3 All services that replace products are not always necessarily more environmentally sound than a product fulfilling the same need.

the point of sale. The concept is relatively close to conventional manufacturing business - for instance the common of practice giving a guarantee extends the responsibility of the seller or producer of the product. The latter alternative, renting or leasing a product to the user, goes a step further: the ownership remains with the producer. We then speak of rental, leasing, etc. services (“fleet management approach”). These kind of services are sometimes also called use-oriented services, because only the use of product is being sold (e.g. in a car sharing concept the use of car is the offer).

(2) Result-oriented services are services within which the focus is on fulfilling’s customers’ needs, and which are or seek to be independent of a certain product (therefore sometimes called need-oriented services). This type of services can be seen as including various forms of contracting, for instance least-cost planning in the energy sector, facility management, or waste minimization services. Resultoriented service may be offered by the manufacturer, e.g. energy provider. It may be profitable for the provider to promote energy-saving equipment. A decrease in demand through gains in efficiency allows the energy company as well as the Business Energy Suppliers to increase its market share without having to build new power plants. However, these kinds of services are frequently provided by another company, e.g. energy saving company. Discovering instances of result-oriented services often calls for redefinition of the need of consumer, e.g. instead of “electricity”, the need of consumer is lighting. Compared to sale of products or product-based services, the service concepts of this category are likely to require increased interaction with the customer and involve more complicated institutional arrangements.

(3) Non-material services are yet another category that should be discussed in the connection of services that can lead to lessening environmental burden in the society. These traditional services, such as medical or personal care, legal services, banking etc., do not as such directly replace products. Their potential ecological contribution realises through another kind of mechanism. From a macroeconomic perspective, the shift to services and thus growth of service intensity of the economic production contributes to ecology through the decline of traditional smokestack and extractive industries in relation to less materials-intensive and more knowledge- and labour-intensive service industry. These services, however, are not necessarily eco-efficient. Their eco-efficiency must be assessed per each individual service and its context (cf. Salzman 2000).

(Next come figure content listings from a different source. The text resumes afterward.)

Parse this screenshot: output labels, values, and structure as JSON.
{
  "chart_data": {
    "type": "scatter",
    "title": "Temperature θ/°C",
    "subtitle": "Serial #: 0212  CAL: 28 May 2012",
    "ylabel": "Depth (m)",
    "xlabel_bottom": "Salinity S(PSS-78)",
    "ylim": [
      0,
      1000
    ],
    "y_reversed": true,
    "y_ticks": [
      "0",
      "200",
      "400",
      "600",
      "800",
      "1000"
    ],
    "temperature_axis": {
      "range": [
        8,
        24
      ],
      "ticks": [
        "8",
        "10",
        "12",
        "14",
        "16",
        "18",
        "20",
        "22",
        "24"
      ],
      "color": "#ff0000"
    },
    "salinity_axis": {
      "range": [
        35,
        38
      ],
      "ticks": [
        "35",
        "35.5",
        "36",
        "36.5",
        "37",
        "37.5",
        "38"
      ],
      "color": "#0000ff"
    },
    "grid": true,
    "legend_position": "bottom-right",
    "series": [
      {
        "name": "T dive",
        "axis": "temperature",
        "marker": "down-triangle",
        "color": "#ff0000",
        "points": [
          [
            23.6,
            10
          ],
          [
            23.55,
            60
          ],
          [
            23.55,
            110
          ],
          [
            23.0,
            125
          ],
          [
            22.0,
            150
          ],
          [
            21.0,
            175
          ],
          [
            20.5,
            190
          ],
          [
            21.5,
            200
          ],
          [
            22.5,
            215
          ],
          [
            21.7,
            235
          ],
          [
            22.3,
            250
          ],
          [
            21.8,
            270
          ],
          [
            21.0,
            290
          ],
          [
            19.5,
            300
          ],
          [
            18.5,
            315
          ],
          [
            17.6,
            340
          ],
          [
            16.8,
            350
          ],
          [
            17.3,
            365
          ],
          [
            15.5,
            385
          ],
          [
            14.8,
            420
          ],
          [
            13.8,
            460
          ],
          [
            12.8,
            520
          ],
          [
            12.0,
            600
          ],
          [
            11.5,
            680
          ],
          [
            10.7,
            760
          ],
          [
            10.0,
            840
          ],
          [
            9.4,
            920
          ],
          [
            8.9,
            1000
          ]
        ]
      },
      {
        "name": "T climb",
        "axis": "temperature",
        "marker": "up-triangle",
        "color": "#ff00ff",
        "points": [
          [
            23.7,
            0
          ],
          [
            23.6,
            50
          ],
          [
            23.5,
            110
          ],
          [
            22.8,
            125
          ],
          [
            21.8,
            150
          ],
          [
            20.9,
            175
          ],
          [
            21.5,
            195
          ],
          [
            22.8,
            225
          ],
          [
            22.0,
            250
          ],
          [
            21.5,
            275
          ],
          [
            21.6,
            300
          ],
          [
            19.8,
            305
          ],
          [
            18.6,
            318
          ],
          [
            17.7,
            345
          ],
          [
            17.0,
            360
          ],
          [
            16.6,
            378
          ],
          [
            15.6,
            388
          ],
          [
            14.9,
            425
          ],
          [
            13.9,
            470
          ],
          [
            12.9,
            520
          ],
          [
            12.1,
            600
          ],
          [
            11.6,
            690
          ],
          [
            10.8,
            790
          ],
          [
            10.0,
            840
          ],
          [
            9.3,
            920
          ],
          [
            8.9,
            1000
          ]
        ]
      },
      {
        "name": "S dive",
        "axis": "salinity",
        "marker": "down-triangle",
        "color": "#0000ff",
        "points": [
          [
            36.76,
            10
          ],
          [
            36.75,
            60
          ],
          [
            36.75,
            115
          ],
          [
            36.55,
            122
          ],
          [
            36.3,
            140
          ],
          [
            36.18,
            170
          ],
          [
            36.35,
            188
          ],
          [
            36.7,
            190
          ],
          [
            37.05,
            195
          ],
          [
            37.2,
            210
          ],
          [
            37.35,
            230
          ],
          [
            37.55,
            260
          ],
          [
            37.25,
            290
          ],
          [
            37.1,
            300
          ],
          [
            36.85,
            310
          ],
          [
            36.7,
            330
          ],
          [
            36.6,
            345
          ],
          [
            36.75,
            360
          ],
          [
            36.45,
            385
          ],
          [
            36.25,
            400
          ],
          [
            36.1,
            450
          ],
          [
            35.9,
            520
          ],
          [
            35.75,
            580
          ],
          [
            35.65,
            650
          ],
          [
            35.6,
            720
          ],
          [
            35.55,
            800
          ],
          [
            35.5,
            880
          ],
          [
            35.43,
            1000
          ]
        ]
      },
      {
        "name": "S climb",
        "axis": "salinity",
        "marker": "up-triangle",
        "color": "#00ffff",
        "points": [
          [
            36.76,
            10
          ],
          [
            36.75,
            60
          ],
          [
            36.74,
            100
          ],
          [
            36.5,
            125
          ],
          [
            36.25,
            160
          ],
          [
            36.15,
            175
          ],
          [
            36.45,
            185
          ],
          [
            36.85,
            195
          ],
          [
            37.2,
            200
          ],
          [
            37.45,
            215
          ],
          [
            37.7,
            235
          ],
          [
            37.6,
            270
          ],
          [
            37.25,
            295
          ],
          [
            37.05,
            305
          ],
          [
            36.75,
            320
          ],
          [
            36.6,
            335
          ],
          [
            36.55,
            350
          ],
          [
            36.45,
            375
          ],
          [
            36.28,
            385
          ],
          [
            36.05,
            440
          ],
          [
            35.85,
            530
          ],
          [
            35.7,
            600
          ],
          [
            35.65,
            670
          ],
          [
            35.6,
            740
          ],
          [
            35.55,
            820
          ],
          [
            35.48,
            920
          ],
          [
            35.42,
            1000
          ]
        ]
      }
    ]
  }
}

Why would the above outlined services contribute to eco-efficiency, i.e. to reduction in materials and energy consumption? There are a number of reasons why efficiency benefits may accrue. Firstly, if the ownership of the product remains with the manufacturer, there is an incentive for producing more durable goods. This is because the income is created by the sales of the use of the product, not the one-time sale of it. Secondly, a lower stock of products is needed if consumers use the same product in sequence. The lower the stock of products, the less material is needed to produce them. In other words, more intensive use increases the probability of higher service yield before the product becomes obsolete due to outdated technological characteristics or e.g. fashion 4. Thirdly, related to result-based services where the operator takes responsibility of product use, the service may facilitate more professional product use. To mention one more instance of contribution, the service model may contribute to choice of a product more relevant to the task. For example, in a car-sharing system, the user may choose a car that fits for transportation task at hand: a small car for one person and a family car for multiple persons. This reduces instances of overkill, i.e. choosing products that are too big or with too many accessories, just in order to be prepared for all possible contingencies 5 (Heiskanen and Jalas 2000).